Вовлеченная в стратегию культурности музыка, наряду с другими «мягкими инструментами дисциплинирования» (В. Волков) советского гражданина, ненавязчиво выполняла и иную – новую для себя роль: вслед за «идеологизацией интимного», которая была осуществлена на материале музыки ее идеологическими интерпретациями, осуществлялась «интимизация идеологического». Как писали о песенном репертуаре сталинской эпохи, «в мир прежних, более или менее замкнутых индивидуальных эмоций теперь входит тема более глубокого общественного значения». Очевидно, что подобные примеры «обнаруживаются в советской культуре и помимо песенных жанров». Нет сомнений в том, что этот синтез общественного и личного был сформирован и в восприятии массовым советским слушателем классической музыки.
Таким образом, степень утрат и приобретений и самой классики, и советского слушателя в исследованных эдесь процессах вряд ли возможно оценить однозначно, в особенности соотнося их с современным положением академической музыки, явно «пораженной в правах» в российском обществе.

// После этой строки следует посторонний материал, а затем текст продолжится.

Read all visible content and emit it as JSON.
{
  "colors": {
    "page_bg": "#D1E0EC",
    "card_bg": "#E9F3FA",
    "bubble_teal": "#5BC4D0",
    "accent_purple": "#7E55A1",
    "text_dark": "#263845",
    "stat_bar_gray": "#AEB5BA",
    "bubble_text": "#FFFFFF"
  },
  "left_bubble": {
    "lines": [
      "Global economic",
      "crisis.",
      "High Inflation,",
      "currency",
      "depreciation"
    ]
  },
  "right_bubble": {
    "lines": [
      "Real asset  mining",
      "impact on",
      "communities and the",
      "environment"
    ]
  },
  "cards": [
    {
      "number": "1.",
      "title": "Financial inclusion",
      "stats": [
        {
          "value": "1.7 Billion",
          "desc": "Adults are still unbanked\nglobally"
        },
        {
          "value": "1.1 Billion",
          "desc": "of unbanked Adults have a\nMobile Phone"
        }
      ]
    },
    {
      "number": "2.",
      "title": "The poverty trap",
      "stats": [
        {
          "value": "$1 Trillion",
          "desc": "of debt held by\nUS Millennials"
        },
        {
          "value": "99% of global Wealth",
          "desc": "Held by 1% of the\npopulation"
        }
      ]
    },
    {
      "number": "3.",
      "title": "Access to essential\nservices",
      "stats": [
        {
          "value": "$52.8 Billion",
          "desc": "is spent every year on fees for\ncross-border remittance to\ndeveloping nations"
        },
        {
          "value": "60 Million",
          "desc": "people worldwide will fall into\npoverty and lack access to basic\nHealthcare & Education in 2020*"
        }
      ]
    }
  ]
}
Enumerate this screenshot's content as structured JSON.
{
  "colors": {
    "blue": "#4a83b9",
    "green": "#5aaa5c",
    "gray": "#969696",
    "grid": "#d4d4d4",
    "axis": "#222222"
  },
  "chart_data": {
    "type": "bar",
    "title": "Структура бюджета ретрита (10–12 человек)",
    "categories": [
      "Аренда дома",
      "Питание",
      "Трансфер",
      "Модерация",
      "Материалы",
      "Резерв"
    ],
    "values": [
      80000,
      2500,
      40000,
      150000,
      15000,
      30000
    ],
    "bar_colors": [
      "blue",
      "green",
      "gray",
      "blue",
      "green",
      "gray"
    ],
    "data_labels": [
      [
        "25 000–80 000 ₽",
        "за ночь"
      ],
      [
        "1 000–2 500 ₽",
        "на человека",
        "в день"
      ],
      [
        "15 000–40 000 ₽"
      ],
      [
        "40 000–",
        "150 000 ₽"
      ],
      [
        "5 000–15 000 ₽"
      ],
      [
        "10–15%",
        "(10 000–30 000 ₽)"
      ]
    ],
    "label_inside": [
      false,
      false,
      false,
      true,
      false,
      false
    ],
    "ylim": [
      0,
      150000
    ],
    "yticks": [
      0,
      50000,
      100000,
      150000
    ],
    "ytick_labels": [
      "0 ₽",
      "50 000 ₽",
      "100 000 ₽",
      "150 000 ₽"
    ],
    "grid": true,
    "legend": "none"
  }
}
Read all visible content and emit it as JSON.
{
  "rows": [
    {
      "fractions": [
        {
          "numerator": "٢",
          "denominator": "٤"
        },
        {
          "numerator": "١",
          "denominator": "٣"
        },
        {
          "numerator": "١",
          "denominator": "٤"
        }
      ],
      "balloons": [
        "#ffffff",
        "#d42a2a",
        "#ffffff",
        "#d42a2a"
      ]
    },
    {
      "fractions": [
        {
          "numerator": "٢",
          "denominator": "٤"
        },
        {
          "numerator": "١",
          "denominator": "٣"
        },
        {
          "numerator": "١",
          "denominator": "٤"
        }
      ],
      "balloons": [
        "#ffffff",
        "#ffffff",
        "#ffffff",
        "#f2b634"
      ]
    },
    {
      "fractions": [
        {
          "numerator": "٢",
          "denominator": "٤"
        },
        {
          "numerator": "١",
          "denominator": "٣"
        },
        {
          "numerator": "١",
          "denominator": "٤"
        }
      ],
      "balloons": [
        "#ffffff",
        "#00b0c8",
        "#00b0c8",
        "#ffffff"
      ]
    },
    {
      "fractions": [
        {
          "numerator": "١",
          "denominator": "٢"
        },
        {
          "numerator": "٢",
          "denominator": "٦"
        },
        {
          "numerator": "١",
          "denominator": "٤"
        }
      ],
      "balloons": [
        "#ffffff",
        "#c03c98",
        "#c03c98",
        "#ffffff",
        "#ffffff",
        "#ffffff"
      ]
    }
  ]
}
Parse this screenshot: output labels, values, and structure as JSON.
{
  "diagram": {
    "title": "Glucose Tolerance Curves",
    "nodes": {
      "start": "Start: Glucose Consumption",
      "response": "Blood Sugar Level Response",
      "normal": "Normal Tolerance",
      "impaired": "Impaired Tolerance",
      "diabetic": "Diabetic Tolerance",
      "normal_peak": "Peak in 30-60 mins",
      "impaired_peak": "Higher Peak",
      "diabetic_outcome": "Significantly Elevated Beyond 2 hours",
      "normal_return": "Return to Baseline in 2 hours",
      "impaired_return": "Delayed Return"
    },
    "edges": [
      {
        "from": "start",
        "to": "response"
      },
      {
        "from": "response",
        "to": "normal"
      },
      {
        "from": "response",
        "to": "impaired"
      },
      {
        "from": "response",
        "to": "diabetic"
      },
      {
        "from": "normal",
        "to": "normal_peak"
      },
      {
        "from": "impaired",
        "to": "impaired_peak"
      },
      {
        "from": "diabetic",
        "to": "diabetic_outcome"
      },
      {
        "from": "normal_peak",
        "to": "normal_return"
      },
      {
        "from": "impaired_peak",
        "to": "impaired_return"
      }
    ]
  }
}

Но тогда возникает центральный вопрос, адресованный и настоящему и будущему: какой ценой возможно было бы вернуть ей утраченный социальный статус? И в ответ – «крамольное» предположение, что непреложным условием этого по-прежнему остается описанная здесь в своих фундаментальных чертах мифологизация ее образа – прагматичное «опрощение» в идеологических целях.
Альтернатива неутешительная, но другой история, по-видимому, пока не предложила.